Personal information
- Born: June 12, 1985 (age 41) Draper, Utah, U.S.
- Height: 5 ft 3 in (160 cm)

Sport
- Country: United States
- Sport: Aerial skiing

= Lacy Schnoor =

American freestyle skier

Lacy Schnoor (born June 12, 1985) is an American freestyle skier who competed in the aerials discipline. At the women's aerials event of the 2010 Winter Olympics, she finished ninth.

Schnoor started competing in 2002, and made her FIS Freestyle Ski World Cup debut in 2005. Her World Cup best was an eighth-place finish in 2007. While her best finish at the FIS Freestyle World Ski Championships was seventh at Inawashiro 2009. Schnoor was the U.S. national champion in 2005.

==Life and career==
Schnoor was born and raised in Draper, Utah, the second of four children to Steve and Pat Schnoor. Her father is a geophysicist while her mother is a nurse. Although her family skied recreationally, Schnoor initially competed in gymnastics and track and field (hurdling). While attending Crescent View Middle School in nearby Sandy, an Olympic outreach program visited and allowed students to try simulations of various winter sports. After trying aerial maneuvers on a bungee contraption, Schnoor was invited to an Olympic development summer camp. She then attended Alta High School in Sandy and was a cheerleader there. However, she had to finish her senior year through distance education to train year-round with the U.S. Ski Team. In 2002, she began competing in aerial skiing. She then graduated from high school in 2003.

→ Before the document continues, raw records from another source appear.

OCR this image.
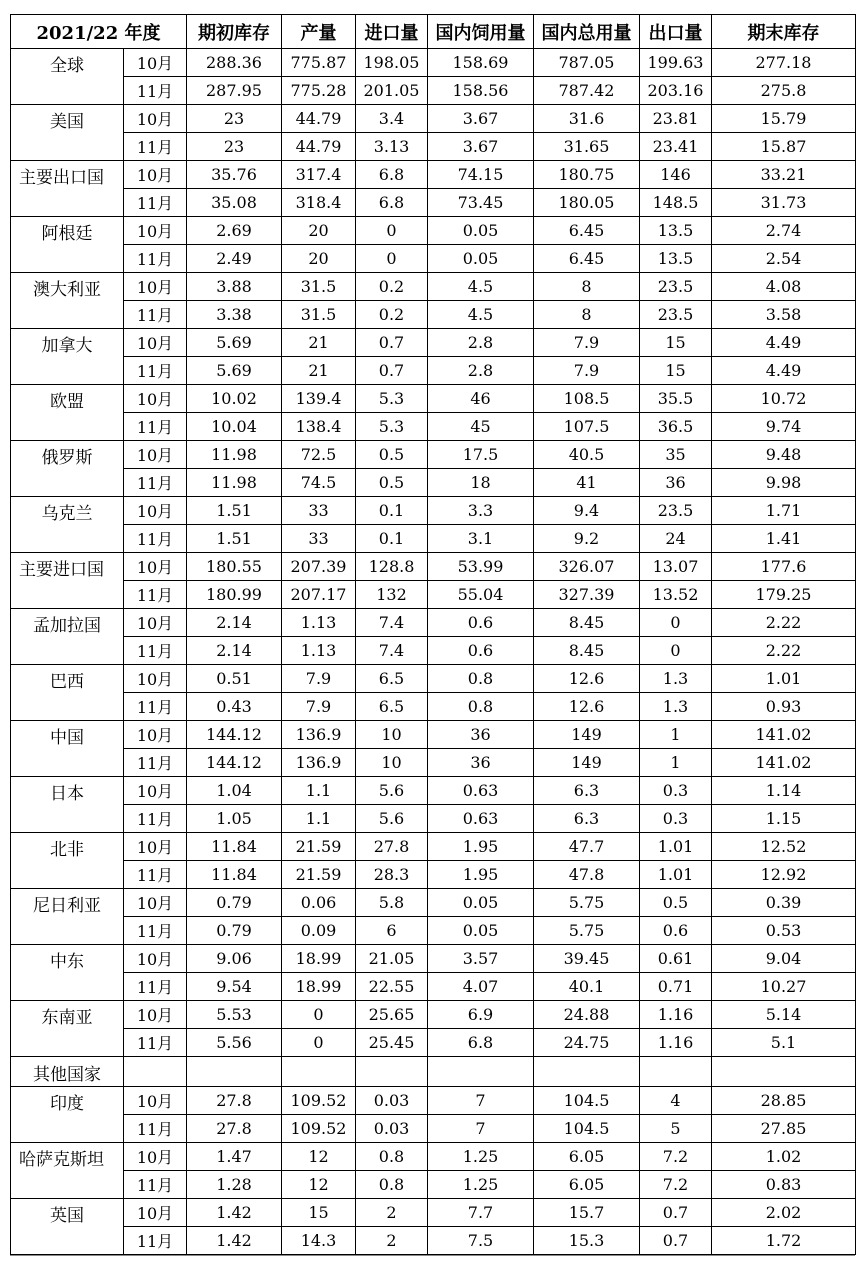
2021/22 年度		期初库存	产量	进口量	国内饲用量	国内总用量	出口量	期末库存
全球	10月	288.36	775.87	198.05	158.69	787.05	199.63	277.18
	11月	287.95	775.28	201.05	158.56	787.42	203.16	275.8
美国	10月	23	44.79	3.4	3.67	31.6	23.81	15.79
	11月	23	44.79	3.13	3.67	31.65	23.41	15.87
主要出口国	10月	35.76	317.4	6.8	74.15	180.75	146	33.21
	11月	35.08	318.4	6.8	73.45	180.05	148.5	31.73
阿根廷	10月	2.69	20	0	0.05	6.45	13.5	2.74
	11月	2.49	20	0	0.05	6.45	13.5	2.54
澳大利亚	10月	3.88	31.5	0.2	4.5	8	23.5	4.08
	11月	3.38	31.5	0.2	4.5	8	23.5	3.58
加拿大	10月	5.69	21	0.7	2.8	7.9	15	4.49
	11月	5.69	21	0.7	2.8	7.9	15	4.49
欧盟	10月	10.02	139.4	5.3	46	108.5	35.5	10.72
	11月	10.04	138.4	5.3	45	107.5	36.5	9.74
俄罗斯	10月	11.98	72.5	0.5	17.5	40.5	35	9.48
	11月	11.98	74.5	0.5	18	41	36	9.98
乌克兰	10月	1.51	33	0.1	3.3	9.4	23.5	1.71
	11月	1.51	33	0.1	3.1	9.2	24	1.41
主要进口国	10月	180.55	207.39	128.8	53.99	326.07	13.07	177.6
	11月	180.99	207.17	132	55.04	327.39	13.52	179.25
孟加拉国	10月	2.14	1.13	7.4	0.6	8.45	0	2.22
	11月	2.14	1.13	7.4	0.6	8.45	0	2.22
巴西	10月	0.51	7.9	6.5	0.8	12.6	1.3	1.01
	11月	0.43	7.9	6.5	0.8	12.6	1.3	0.93
中国	10月	144.12	136.9	10	36	149	1	141.02
	11月	144.12	136.9	10	36	149	1	141.02
日本	10月	1.04	1.1	5.6	0.63	6.3	0.3	1.14
	11月	1.05	1.1	5.6	0.63	6.3	0.3	1.15
北非	10月	11.84	21.59	27.8	1.95	47.7	1.01	12.52
	11月	11.84	21.59	28.3	1.95	47.8	1.01	12.92
尼日利亚	10月	0.79	0.06	5.8	0.05	5.75	0.5	0.39
	11月	0.79	0.09	6	0.05	5.75	0.6	0.53
中东	10月	9.06	18.99	21.05	3.57	39.45	0.61	9.04
	11月	9.54	18.99	22.55	4.07	40.1	0.71	10.27
东南亚	10月	5.53	0	25.65	6.9	24.88	1.16	5.14
	11月	5.56	0	25.45	6.8	24.75	1.16	5.1
其他国家								
印度	10月	27.8	109.52	0.03	7	104.5	4	28.85
	11月	27.8	109.52	0.03	7	104.5	5	27.85
哈萨克斯坦	10月	1.47	12	0.8	1.25	6.05	7.2	1.02
	11月	1.28	12	0.8	1.25	6.05	7.2	0.83
英国	10月	1.42	15	2	7.7	15.7	0.7	2.02
	11月	1.42	14.3	2	7.5	15.3	0.7	1.72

On her FIS Freestyle Ski World Cup debut at Mont Tremblant on January 9, 2005, Schnoor finished tenth. She then won the U.S. National Aerial Championship at the Utah Olympic Park on March 25, 2005. She performed a full-full (two backflips with a 360-dregree spin during each flip) and a lay-full (a backflip and then a 360-degree spin backflip) to score 154.57 points. In 2006, she fractured a scapula after landing on her back on solid ice; while in 2007, she suffered a knee injury.

In her 2009 season, Schnoor achieved two top-ten finishes at World Cup events. She also finished seventh at the 2009 edition of the FIS Freestyle World Ski Championships in Inawashiro, Japan. Meanwhile, at the U.S. National Championships, she finished third—behind Jana Lindsey and Emily Cook. In December, she won the Olympic trials in Steamboat Springs, Colorado, earning her spot at the U.S. Ski Team for the 2010 Winter Olympics.

At the women's aerials finals of the Vancouver Winter Olympics on February 24, Schnoor finished ninth despite landing both jumps. Her U.S. teammates, Ashley Caldwell and Emily Cook, finished tenth and eleventh respectively. After the Olympics, Schnoor said she was certain to compete at World Cup events for one more year.

Schnoor and fellow winter sports athletes Clair Bidez, Hannah Teter, and Lindsey Vonn were featured in the 2010 Sports Illustrated Swimsuit Issue.

As of 2010, Schnoor was majoring in business at Westminster College in Salt Lake City.